Keesokan harinya, Sampuraga siap untuk berangkat dan berpamitan sambil mencium tangan ibunya. Air matapun keluar dari kelopak mata sang ibu begitupun dengan Sampuraga. Sampuraga pun pergi meninggalkan ibunya. Ia pergi dimalam hari, melewati perkampungan dan hutan belantara.

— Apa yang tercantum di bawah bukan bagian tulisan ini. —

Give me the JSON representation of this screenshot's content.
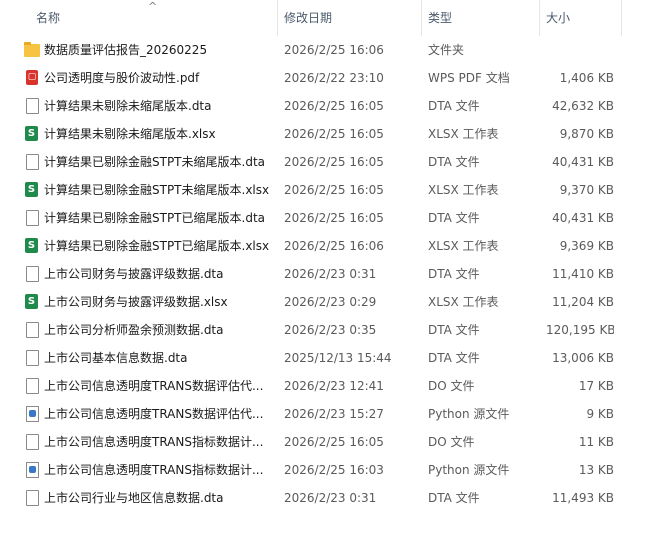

Akhirnya ia sampai di suatu desa yang bernama Sirambas. Melihat desa itu ia sangat terpesona. Penduduknya yang begitu ramah, masing-masing memiliki rumah indah beratapkan ijuk. Ditengah-tengah desa berdiri sebuah istana yang begitu mewah, disetiap sudut desa terdapat candi yang terbuat dari batu. Semua yang ia lihat menandakan kalau desa tersebut penduduknya hidup dengan sejahtera.

Sampuraga pun mencoba melamar pekerjaan di desa tersebut dan lamarannya langsung diterima oleh Raja Sirambas. Sang Raja sangat percaya padanya, karena Sampuraga jujur dan rajin dalam bekerja. Oleh karena itu, Sang Raja ingin menikahkan Sampuraga dengan anak perempuannya yang terkenal sangat cantik di desa Sirambas.

"Sampuraga, engkau adalah anak yang begitu baik dan rajin. Maukah engkau aku jadikan menantuku?" Sang Raja bertanya pada Sampuraga.

"Dengan senang hati Tuan! Hamba bersedia menikah dengan Puteri Tuan!" Jawab Sampuraga.

Acara pernikahanpun dipersiapkan. Acara dilangsungkan secara besar-besaran, puluhan ekor kambing dan juga kerbau di sediakan untuk disembelih. Gordang Sembilan pun dipersiapkan untuk menghibur para undangan.

Di satu sisi ibu Sampuraga meneruskan hidupnya dengan mencari kayu bakar, untuk bisa menghidupi dirinya. Namun, kerinduannya kepada anaknya Sampuraga yang semakin hari semakin tak tertahan, membuatnya sering sakit-sakitan.

Suatu hari, ibunya ingin menyusul Sampuraga ke negeri Mandailing, meskipun ia sendiri tidak tahu dimana anaknya itu tinggal. Karena Sampuraga tdak pernah memberikan kabar termasuk pernikahannya. Rasa lelah dan laparpun tidak ia pedulikan, karena ingin segera bertemu dengan anaknya Sampuraga.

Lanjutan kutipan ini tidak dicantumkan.